Word study: 'Love' here is agape — a deliberate, self-giving commitment. Without it, Paul says, even the greatest gifts are 'nothing' (1 Corinthians 13:2).
Context: Paul plants this 'love chapter' in the middle of correcting a gifted but proud church — love, not talent, is the measure of maturity.
What did Jesus call the mark of His disciples (John 13:34-35)?
Answer: Love for one another
On the night before He died, Jesus gave a 'new commandment': love one another as He has loved us. The watching world, He says, will know we belong to Him not by our arguments or success, but by our love.
Word study: What makes it 'new' is the standard: 'as I have loved you' — a love measured by the cross, not by our natural affections.
Context: He said this just after washing the disciples' feet — demonstrating the love He commands before commanding it.
Why do we love God and others (1 John 4:19)?
Answer: Because He first loved us
Our love is always a response, never the source. Knowing how deeply we are loved is what frees us to love God and others without grasping or fear. Grace received becomes grace given.
Word study: The order matters: His love comes 'first' (Greek protos). Christian love flows downhill from grace already received.
Context: John ties love of God and love of neighbor so tightly that he says you cannot claim one while refusing the other (1 John 4:20).
What are the two greatest commandments (Matthew 22:37-39)?
Answer: Love God with all you are, and love your neighbor as yourself
Asked for the greatest commandment, Jesus gives two that cannot be separated: wholehearted love for God, and love for neighbor as ourselves. 'The whole law and the prophets depend on these two' (Matthew 22:40).
Word study: Jesus quotes the Shema (Deuteronomy 6:5) and Leviticus 19:18, weaving love of God and neighbor into one fabric.

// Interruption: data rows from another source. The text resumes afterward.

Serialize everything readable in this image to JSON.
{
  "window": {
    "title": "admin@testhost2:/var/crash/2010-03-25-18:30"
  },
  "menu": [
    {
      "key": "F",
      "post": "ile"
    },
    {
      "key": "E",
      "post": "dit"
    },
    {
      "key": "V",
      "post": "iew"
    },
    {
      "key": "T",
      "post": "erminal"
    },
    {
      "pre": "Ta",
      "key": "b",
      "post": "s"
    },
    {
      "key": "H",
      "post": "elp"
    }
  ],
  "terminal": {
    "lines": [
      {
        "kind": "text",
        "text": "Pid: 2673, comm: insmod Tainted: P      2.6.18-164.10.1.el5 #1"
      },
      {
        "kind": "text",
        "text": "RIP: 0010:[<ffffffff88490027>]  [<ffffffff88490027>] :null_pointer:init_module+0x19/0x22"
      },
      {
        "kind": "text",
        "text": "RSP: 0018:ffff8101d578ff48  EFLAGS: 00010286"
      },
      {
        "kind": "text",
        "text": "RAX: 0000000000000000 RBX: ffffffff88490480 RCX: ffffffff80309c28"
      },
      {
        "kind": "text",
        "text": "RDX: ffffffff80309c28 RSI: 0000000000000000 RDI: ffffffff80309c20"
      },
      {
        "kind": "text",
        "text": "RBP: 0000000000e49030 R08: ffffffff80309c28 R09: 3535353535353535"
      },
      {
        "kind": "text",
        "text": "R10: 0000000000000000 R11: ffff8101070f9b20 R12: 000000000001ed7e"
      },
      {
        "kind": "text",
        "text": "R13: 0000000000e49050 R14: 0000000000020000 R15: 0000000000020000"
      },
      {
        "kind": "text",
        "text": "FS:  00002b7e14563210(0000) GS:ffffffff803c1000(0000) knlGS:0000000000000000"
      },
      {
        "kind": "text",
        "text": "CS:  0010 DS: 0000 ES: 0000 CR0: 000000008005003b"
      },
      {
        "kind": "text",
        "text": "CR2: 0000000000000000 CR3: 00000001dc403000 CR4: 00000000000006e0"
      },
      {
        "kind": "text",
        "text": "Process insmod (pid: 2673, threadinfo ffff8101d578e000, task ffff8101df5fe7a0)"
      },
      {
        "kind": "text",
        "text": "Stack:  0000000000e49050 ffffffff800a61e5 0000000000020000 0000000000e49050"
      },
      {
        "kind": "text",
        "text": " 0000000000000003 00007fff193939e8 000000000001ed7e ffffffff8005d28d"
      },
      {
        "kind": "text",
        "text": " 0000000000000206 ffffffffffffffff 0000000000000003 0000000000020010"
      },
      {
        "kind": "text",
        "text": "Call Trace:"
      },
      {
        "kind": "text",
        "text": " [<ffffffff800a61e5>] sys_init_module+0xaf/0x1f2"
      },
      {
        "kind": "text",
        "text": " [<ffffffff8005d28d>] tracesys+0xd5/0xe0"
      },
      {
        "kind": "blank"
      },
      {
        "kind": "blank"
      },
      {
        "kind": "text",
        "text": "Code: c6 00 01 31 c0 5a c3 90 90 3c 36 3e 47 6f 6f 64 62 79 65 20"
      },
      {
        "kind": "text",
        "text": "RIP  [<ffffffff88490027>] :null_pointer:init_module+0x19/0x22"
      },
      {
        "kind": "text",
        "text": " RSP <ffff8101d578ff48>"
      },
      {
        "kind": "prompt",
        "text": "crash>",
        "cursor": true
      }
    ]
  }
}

Context: His questioners hoped to trap Him; instead He distilled all of God's commands into love, leaving nothing for legalism to hide behind.

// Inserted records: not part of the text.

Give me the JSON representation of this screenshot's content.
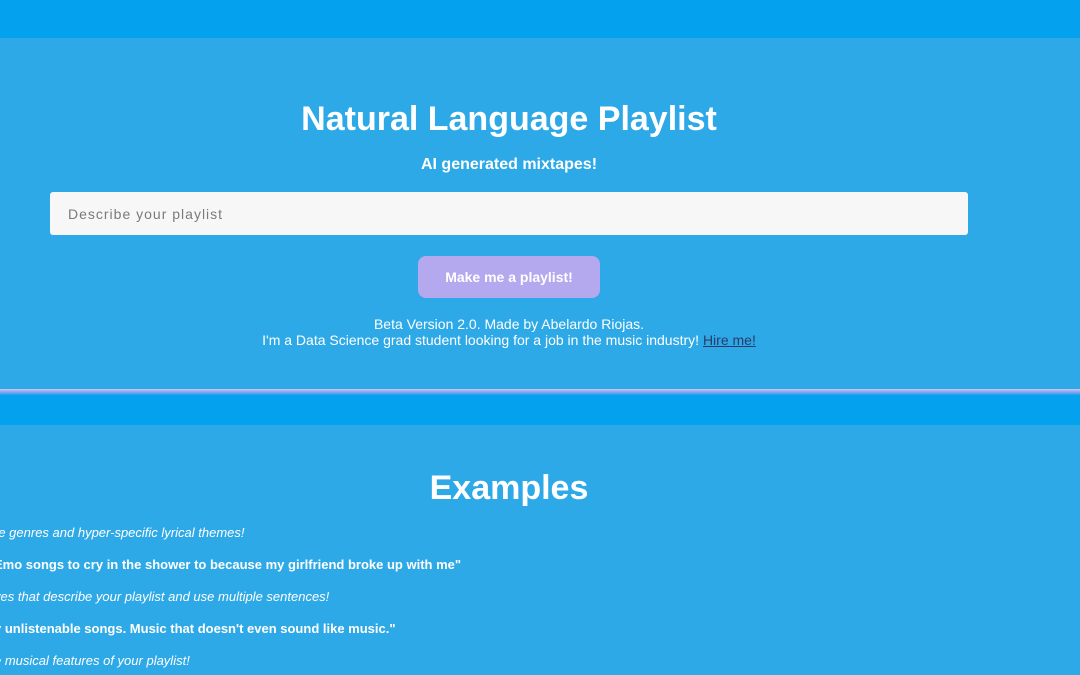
{
  "hero": {
    "title": "Natural Language Playlist",
    "subtitle": "AI generated mixtapes!",
    "input_placeholder": "Describe your playlist",
    "input_value": "",
    "button_label": "Make me a playlist!",
    "credit_line_1": "Beta Version 2.0. Made by Abelardo Riojas.",
    "credit_line_2": "I'm a Data Science grad student looking for a job in the music industry! ",
    "hire_link": "Hire me!"
  },
  "examples": {
    "title": "Examples",
    "items": [
      {
        "kind": "tip",
        "text": "re genres and hyper-specific lyrical themes!"
      },
      {
        "kind": "quote",
        "text": "Emo songs to cry in the shower to because my girlfriend broke up with me\""
      },
      {
        "kind": "tip",
        "text": "ves that describe your playlist and use multiple sentences!"
      },
      {
        "kind": "quote",
        "text": "y unlistenable songs. Music that doesn't even sound like music.\""
      },
      {
        "kind": "tip",
        "text": "e musical features of your playlist!"
      }
    ]
  },
  "colors": {
    "background": "#2ea9e7",
    "band": "#04a2ee",
    "button": "#b4a8ef",
    "input": "#f6f7f6",
    "link": "#2a3b6a"
  }
}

Paul says without love even great faith and sacrifice are 'nothing.' What does that reveal about love's place?
Answer: Love is the essential mark of genuine faith, not an optional extra
You can have impressive gifts, deep knowledge, even great sacrifice — and if love is missing, Paul says it all amounts to 'nothing.' Love is not one virtue among many; it is the test of whether the rest is real. God measures our lives not by how gifted or busy we are, but by how we love.
Word study: 'Nothing' is Greek outhen — utterly without value. The most spectacular gifts register as zero on God's scale without love.

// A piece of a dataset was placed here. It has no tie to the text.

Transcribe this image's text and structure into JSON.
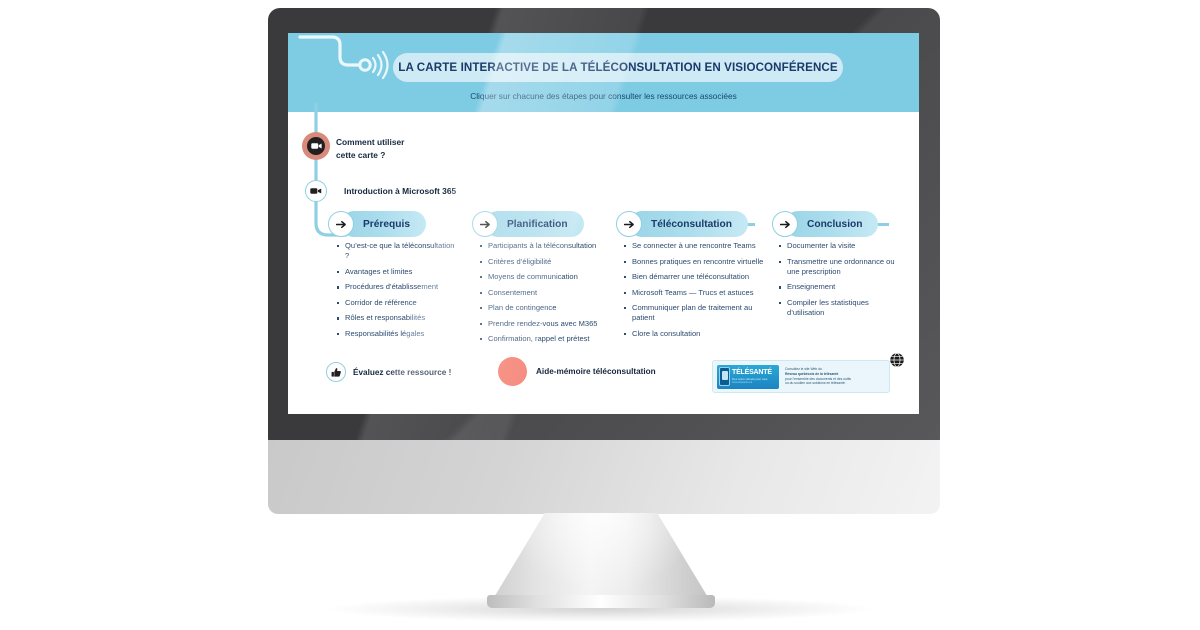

Context: Paul writes to a church proud of flashy gifts like tongues and prophecy; he insists love, not talent, is the true measure of maturity.
Jesus said the world would know His disciples 'by your love for one another.' What does that ask of us?
Answer: Our visible love for fellow believers is the church's witness to the world
Jesus stakes the credibility of the gospel on our love for one another. Not our arguments, buildings, or programs — our love is the sign the world reads. That makes everyday patience, forgiveness, and kindness toward fellow believers a form of witness. How we treat each other preaches louder than what we say.
Word study: What makes the command 'new' is its measure: 'as I have loved you' — a love defined by the cross, not by mere preference.
Context: Jesus said this right after washing the disciples' feet — He demonstrated the costly, serving love He was commanding before He commanded it.